Reflection on the 25th Week of Ordinary Time Following Jesus instead of wealth


By: Raney Johnson

Come wayward Souls,

Who wander through the darkness,

 There is a light for the lost and the meek.

Sorrow and fear,

 Are easily forgotten,

When you submit to the soil of the earth. – The Beast

 

The song above is from the miniseries Over the Garden Wall that I watched a few years ago.

 

In the cartoon, the main antagonist is a character by the name of the Beast. He is a shadowy figure with glowing eyes who stalks the forest looking for lost souls to lead astray while singing the dreary song above.

 

In the same way, there is a shadowy figure looking for lost souls in the Gospel reading from the 25th Sunday of Ordinary time.

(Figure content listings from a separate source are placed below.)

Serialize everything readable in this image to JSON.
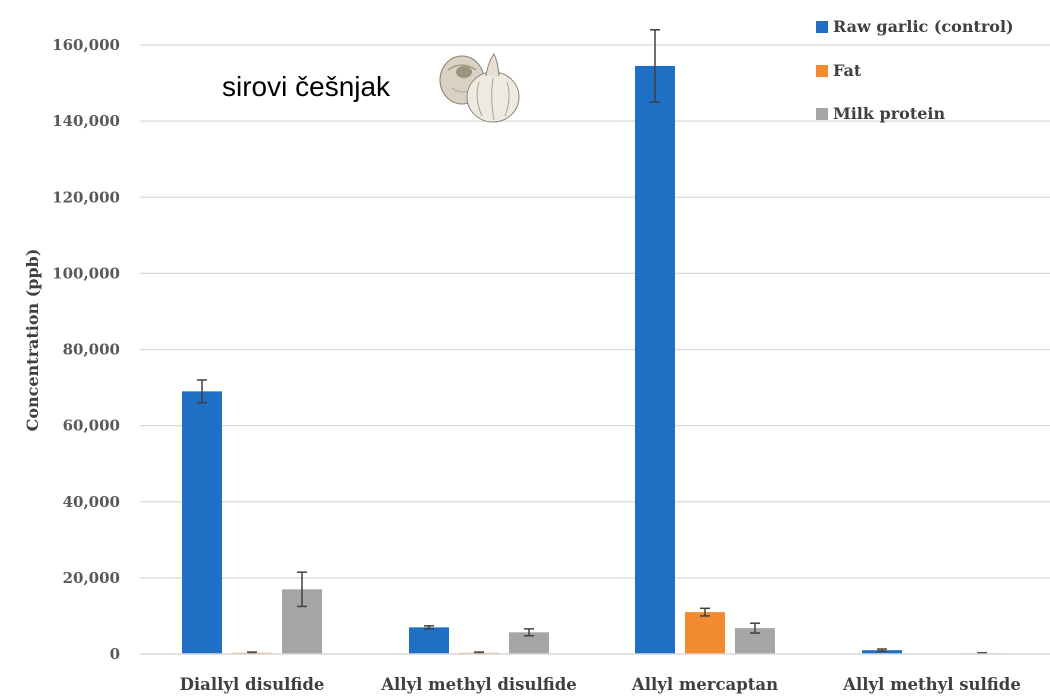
{
  "chart_data": {
    "type": "bar",
    "annotation": "sirovi češnjak",
    "ylabel": "Concentration (ppb)",
    "ylim": [
      0,
      160000
    ],
    "yticks": [
      0,
      20000,
      40000,
      60000,
      80000,
      100000,
      120000,
      140000,
      160000
    ],
    "ytick_labels": [
      "0",
      "20,000",
      "40,000",
      "60,000",
      "80,000",
      "100,000",
      "120,000",
      "140,000",
      "160,000"
    ],
    "grid": true,
    "legend_position": "top-right",
    "categories": [
      "Diallyl disulfide",
      "Allyl methyl disulfide",
      "Allyl mercaptan",
      "Allyl methyl sulfide"
    ],
    "series": [
      {
        "name": "Raw garlic (control)",
        "color": "#1f6fc5",
        "values": [
          69000,
          7000,
          154500,
          1000
        ],
        "errors": [
          3000,
          400,
          9500,
          300
        ]
      },
      {
        "name": "Fat",
        "color": "#f28a30",
        "values": [
          300,
          300,
          11000,
          0
        ],
        "errors": [
          200,
          200,
          1000,
          0
        ]
      },
      {
        "name": "Milk protein",
        "color": "#a6a6a6",
        "values": [
          17000,
          5700,
          6800,
          200
        ],
        "errors": [
          4500,
          900,
          1300,
          100
        ]
      }
    ]
  },
  "garlic_icon": "garlic-bulb-icon"
}
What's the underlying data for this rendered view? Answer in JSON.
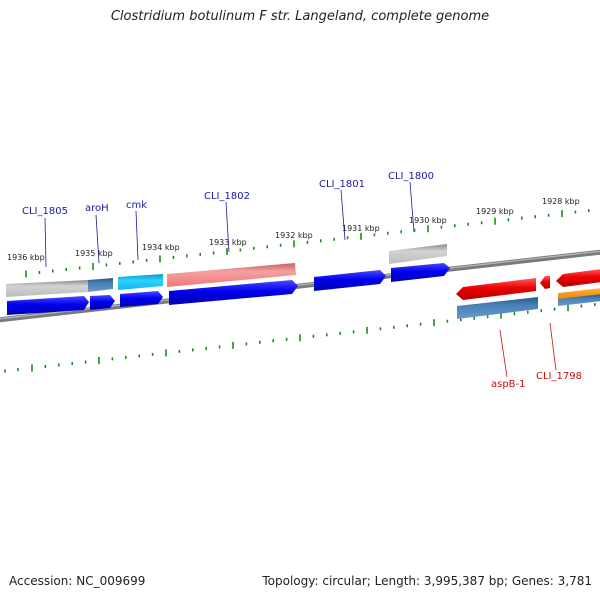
{
  "title": "Clostridium botulinum F str. Langeland, complete genome",
  "footer": {
    "accession": "Accession: NC_009699",
    "summary": "Topology: circular; Length: 3,995,387 bp; Genes: 3,781"
  },
  "colors": {
    "backbone": "#808080",
    "tick": "#1e8a1e",
    "label_forward": "#1a1aa0",
    "label_reverse": "#c41010"
  },
  "scale_labels": [
    "1936 kbp",
    "1935 kbp",
    "1934 kbp",
    "1933 kbp",
    "1932 kbp",
    "1931 kbp",
    "1930 kbp",
    "1929 kbp",
    "1928 kbp"
  ],
  "gene_labels": [
    {
      "name": "CLI_1805",
      "strand": "forward"
    },
    {
      "name": "aroH",
      "strand": "forward"
    },
    {
      "name": "cmk",
      "strand": "forward"
    },
    {
      "name": "CLI_1802",
      "strand": "forward"
    },
    {
      "name": "CLI_1801",
      "strand": "forward"
    },
    {
      "name": "CLI_1800",
      "strand": "forward"
    },
    {
      "name": "aspB-1",
      "strand": "reverse"
    },
    {
      "name": "CLI_1798",
      "strand": "reverse"
    }
  ]
}
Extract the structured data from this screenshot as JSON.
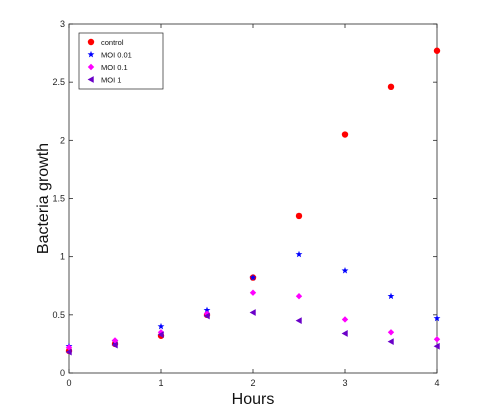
{
  "chart_data": {
    "type": "scatter",
    "title": "",
    "xlabel": "Hours",
    "ylabel": "Bacteria growth",
    "xlim": [
      0,
      4
    ],
    "ylim": [
      0,
      3
    ],
    "xticks": [
      0,
      1,
      2,
      3,
      4
    ],
    "yticks": [
      0,
      0.5,
      1,
      1.5,
      2,
      2.5,
      3
    ],
    "xtick_labels": [
      "0",
      "1",
      "2",
      "3",
      "4"
    ],
    "ytick_labels": [
      "0",
      "0.5",
      "1",
      "1.5",
      "2",
      "2.5",
      "3"
    ],
    "grid": false,
    "legend_position": "top-left",
    "series": [
      {
        "name": "control",
        "marker": "circle",
        "color": "#ff0000",
        "x": [
          0,
          0.5,
          1,
          1.5,
          2,
          2.5,
          3,
          3.5,
          4
        ],
        "y": [
          0.19,
          0.25,
          0.32,
          0.5,
          0.82,
          1.35,
          2.05,
          2.46,
          2.77
        ]
      },
      {
        "name": "MOI 0.01",
        "marker": "star",
        "color": "#0000ff",
        "x": [
          0,
          0.5,
          1,
          1.5,
          2,
          2.5,
          3,
          3.5,
          4
        ],
        "y": [
          0.23,
          0.27,
          0.4,
          0.54,
          0.82,
          1.02,
          0.88,
          0.66,
          0.47
        ]
      },
      {
        "name": "MOI 0.1",
        "marker": "diamond",
        "color": "#ff00ff",
        "x": [
          0,
          0.5,
          1,
          1.5,
          2,
          2.5,
          3,
          3.5,
          4
        ],
        "y": [
          0.22,
          0.28,
          0.35,
          0.51,
          0.69,
          0.66,
          0.46,
          0.35,
          0.29
        ]
      },
      {
        "name": "MOI 1",
        "marker": "triangle-left",
        "color": "#6a00c8",
        "x": [
          0,
          0.5,
          1,
          1.5,
          2,
          2.5,
          3,
          3.5,
          4
        ],
        "y": [
          0.18,
          0.24,
          0.33,
          0.49,
          0.52,
          0.45,
          0.34,
          0.27,
          0.23
        ]
      }
    ]
  }
}
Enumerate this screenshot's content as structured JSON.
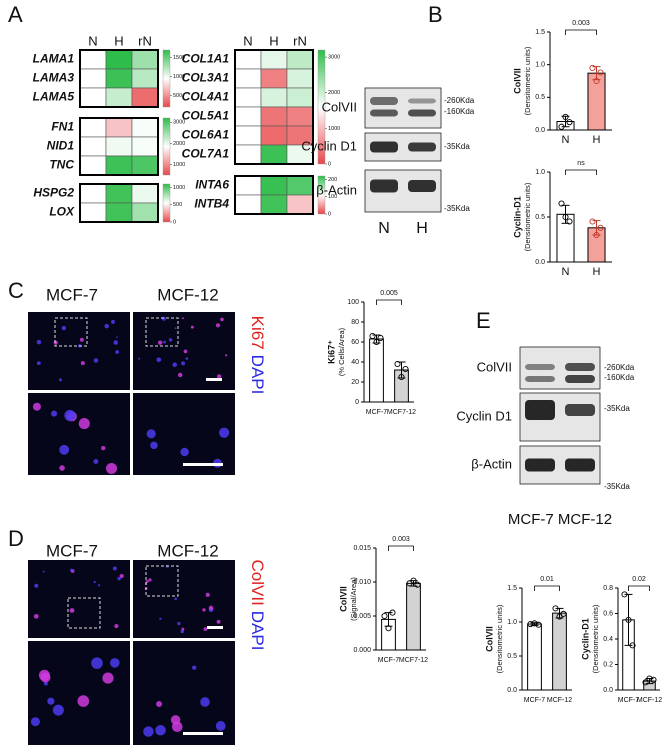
{
  "panels": [
    "A",
    "B",
    "C",
    "D",
    "E"
  ],
  "heatmap": {
    "columns": [
      "N",
      "H",
      "rN"
    ],
    "blocks": [
      {
        "rows": [
          "LAMA1",
          "LAMA3",
          "LAMA5"
        ],
        "values": [
          [
            950,
            1700,
            1300
          ],
          [
            950,
            1650,
            1200
          ],
          [
            950,
            1150,
            350
          ]
        ],
        "clim": [
          200,
          1700
        ],
        "cticks": [
          500,
          1000,
          1500
        ]
      },
      {
        "rows": [
          "FN1",
          "NID1",
          "TNC"
        ],
        "values": [
          [
            1850,
            1400,
            1900
          ],
          [
            1850,
            1950,
            1900
          ],
          [
            1850,
            3100,
            3000
          ]
        ],
        "clim": [
          500,
          3200
        ],
        "cticks": [
          1000,
          2000,
          3000
        ]
      },
      {
        "rows": [
          "HSPG2",
          "LOX"
        ],
        "values": [
          [
            550,
            1050,
            600
          ],
          [
            550,
            1050,
            800
          ]
        ],
        "clim": [
          0,
          1100
        ],
        "cticks": [
          0,
          500,
          1000
        ]
      },
      {
        "rows": [
          "COL1A1",
          "COL3A1",
          "COL4A1",
          "COL5A1",
          "COL6A1",
          "COL7A1"
        ],
        "values": [
          [
            1600,
            1800,
            2100
          ],
          [
            1600,
            500,
            1900
          ],
          [
            1600,
            1900,
            2000
          ],
          [
            1600,
            400,
            500
          ],
          [
            1600,
            300,
            400
          ],
          [
            1600,
            3100,
            1750
          ]
        ],
        "clim": [
          0,
          3200
        ],
        "cticks": [
          0,
          1000,
          2000,
          3000
        ]
      },
      {
        "rows": [
          "INTA6",
          "INTB4"
        ],
        "values": [
          [
            110,
            215,
            200
          ],
          [
            110,
            210,
            75
          ]
        ],
        "clim": [
          0,
          220
        ],
        "cticks": [
          0,
          100,
          200
        ]
      }
    ]
  },
  "blot_b": {
    "rows": [
      "ColVII",
      "Cyclin D1",
      "β-Actin"
    ],
    "markers": [
      "-260Kda",
      "-160Kda",
      "-35Kda",
      "-35Kda"
    ],
    "lanes": [
      "N",
      "H"
    ]
  },
  "blot_e": {
    "rows": [
      "ColVII",
      "Cyclin D1",
      "β-Actin"
    ],
    "markers": [
      "-260Kda",
      "-160Kda",
      "-35Kda",
      "-35Kda"
    ],
    "lanes": "MCF-7 MCF-12"
  },
  "microscopy_c": {
    "columns": [
      "MCF-7",
      "MCF-12"
    ],
    "stain": [
      "Ki67",
      "DAPI"
    ]
  },
  "microscopy_d": {
    "columns": [
      "MCF-7",
      "MCF-12"
    ],
    "stain": [
      "ColVII",
      "DAPI"
    ]
  },
  "chart_data": [
    {
      "type": "bar",
      "y_label": "ColVII",
      "y_label_sub": "(Densitometric units)",
      "categories": [
        "N",
        "H"
      ],
      "values": [
        0.13,
        0.87
      ],
      "errors": [
        0.08,
        0.1
      ],
      "points": [
        [
          0.05,
          0.2,
          0.12
        ],
        [
          0.95,
          0.75,
          0.88
        ]
      ],
      "colors": [
        "#ffffff",
        "#f4a19c"
      ],
      "ylim": [
        0,
        1.5
      ],
      "yticks": [
        {
          "value": 0,
          "label": "0.0"
        },
        0.5,
        {
          "value": 1,
          "label": "1.0"
        },
        1.5
      ],
      "p_value": "0.003"
    },
    {
      "type": "bar",
      "y_label": "Cyclin-D1",
      "y_label_sub": "(Densitometric units)",
      "categories": [
        "N",
        "H"
      ],
      "values": [
        0.53,
        0.38
      ],
      "errors": [
        0.1,
        0.08
      ],
      "points": [
        [
          0.65,
          0.5,
          0.45
        ],
        [
          0.45,
          0.3,
          0.38
        ]
      ],
      "colors": [
        "#ffffff",
        "#f4a19c"
      ],
      "ylim": [
        0,
        1
      ],
      "yticks": [
        {
          "value": 0,
          "label": "0.0"
        },
        0.5,
        {
          "value": 1,
          "label": "1.0"
        }
      ],
      "p_value": "ns"
    },
    {
      "type": "bar",
      "y_label": "Ki67⁺",
      "y_label_sub": "(% Cells/Area)",
      "categories": [
        "MCF-7",
        "MCF7-12"
      ],
      "values": [
        63,
        32
      ],
      "errors": [
        4,
        8
      ],
      "points": [
        [
          66,
          60,
          64
        ],
        [
          38,
          25,
          33
        ]
      ],
      "colors": [
        "#ffffff",
        "#d3d3d3"
      ],
      "ylim": [
        0,
        100
      ],
      "yticks": [
        0,
        20,
        40,
        60,
        80,
        100
      ],
      "p_value": "0.005"
    },
    {
      "type": "bar",
      "y_label": "ColVII",
      "y_label_sub": "(Signal/Area)",
      "categories": [
        "MCF-7",
        "MCF7-12"
      ],
      "values": [
        0.0045,
        0.0098
      ],
      "errors": [
        0.001,
        0.0004
      ],
      "points": [
        [
          0.005,
          0.0032,
          0.0055
        ],
        [
          0.0098,
          0.0102,
          0.0096
        ]
      ],
      "colors": [
        "#ffffff",
        "#d3d3d3"
      ],
      "ylim": [
        0,
        0.015
      ],
      "yticks": [
        {
          "value": 0,
          "label": "0.000"
        },
        0.005,
        {
          "value": 0.01,
          "label": "0.010"
        },
        0.015
      ],
      "p_value": "0.003"
    },
    {
      "type": "bar",
      "y_label": "ColVII",
      "y_label_sub": "(Densitometric units)",
      "categories": [
        "MCF-7",
        "MCF-12"
      ],
      "values": [
        0.97,
        1.13
      ],
      "errors": [
        0.02,
        0.07
      ],
      "points": [
        [
          0.97,
          0.98,
          0.96
        ],
        [
          1.2,
          1.08,
          1.12
        ]
      ],
      "colors": [
        "#ffffff",
        "#d3d3d3"
      ],
      "ylim": [
        0,
        1.5
      ],
      "yticks": [
        {
          "value": 0,
          "label": "0.0"
        },
        0.5,
        {
          "value": 1,
          "label": "1.0"
        },
        1.5
      ],
      "p_value": "0.01"
    },
    {
      "type": "bar",
      "y_label": "Cyclin-D1",
      "y_label_sub": "(Densitometric units)",
      "categories": [
        "MCF-7",
        "MCF-12"
      ],
      "values": [
        0.55,
        0.07
      ],
      "errors": [
        0.2,
        0.02
      ],
      "points": [
        [
          0.75,
          0.55,
          0.35
        ],
        [
          0.06,
          0.09,
          0.08
        ]
      ],
      "colors": [
        "#ffffff",
        "#d3d3d3"
      ],
      "ylim": [
        0,
        0.8
      ],
      "yticks": [
        {
          "value": 0,
          "label": "0.0"
        },
        0.2,
        0.4,
        0.6,
        0.8
      ],
      "p_value": "0.02"
    }
  ]
}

The figure in Luke’s Gospel is mammon. Jesus tells his disciples, “You cannot serve both God and mammon.” Mammon is wealth and more specifically the love of wealth that consumes the desires of a person.

 

Just as the Beast sings, mammon looks for the “lost and the meek” so that they can find consolation in material things. Mammon offers worship of itself instead of God, it is because it provides false security from “sorrow and fear.”

 

Those who begin to serve mammon think they no longer have to fear because their is enough money in the bank account or sorrow because they are able to buy whatever they please. Their whole world begins to center on money, what it can buy and the financial security money provides. God becomes unimportant and the spiritual life starts to give way more and more to materialism.

 

I sometimes find myself wandering through the darkness of life and tempted to give into the love of wealth, but I always have to remember that true healing of sorrows and fears can only come from God.

 

I can always look to the Apostles of Jesus as examples of serving God instead of mammon.

 

On the feast of St. Matthew, the Apostle and Evangelist, he does exactly what Jesus asks in the Gospel. No doubt, St. Matthew was probably serving mammon as a tax collector. Money was the center of his life, but when Jesus goes to the custom post where St. Matthew was sitting and says, “Follow me,” St. Matthew gets right up and follows Jesus.

 

He does not tell Jesus his job is too good so he cannot leave or that he has to settle his financial affairs. At the moment Jesus calls St. Matthew, he immediately follows Jesus and no longer serves mammon.

 

Jesus has asked many of the men at Notre Dame Seminary to follow him and many of those men have given up houses, cars, salaries, and many other material things. I found myself always worrying about the amount of money in my bank account before seminary and what job I could find to make the amount of money I desired after graduating from college. However, after entering seminary, financial matters became secondary to my discernment of God’s call.

 

The easiest way to stop serving mammon is to discern that God is always calling each and every man and woman to a vocation. St. Matthew knew that Jesus was calling him to be greater than a tax collector. Jesus wanted him to go out and preach the Gospel.

 

Jesus wants the same for all of his followers. He wants us to put God first in life and to know that a vocation is always more important than an occupation. Whether it be married life, religious life, single life, or the priesthood, God asks every one of us to follow him.

 

Instead of listening to the song of the Beast and mammon proclaiming false security from wealth, we can listen to the words of Jesus, “Come to me, all you who labor and are burdened, and I will give you rest. Take my yoke upon you and learn from me, for I am meek and humble of heart; and you will find rest for yourselves. For my yoke is easy, and my burden light” (NAB Mt. 11:28-30). These are the words Jesus uses to call us just as he called St. Matthew so many years ago. All we have to do in turn is to follow him and serve God.

 


About the Author: Raney Johnson


Raney Johnson is a seminarian from the Diocese of Shreveport. He is in his second year of Pre-theology at Notre Dame Seminary studying philosophy.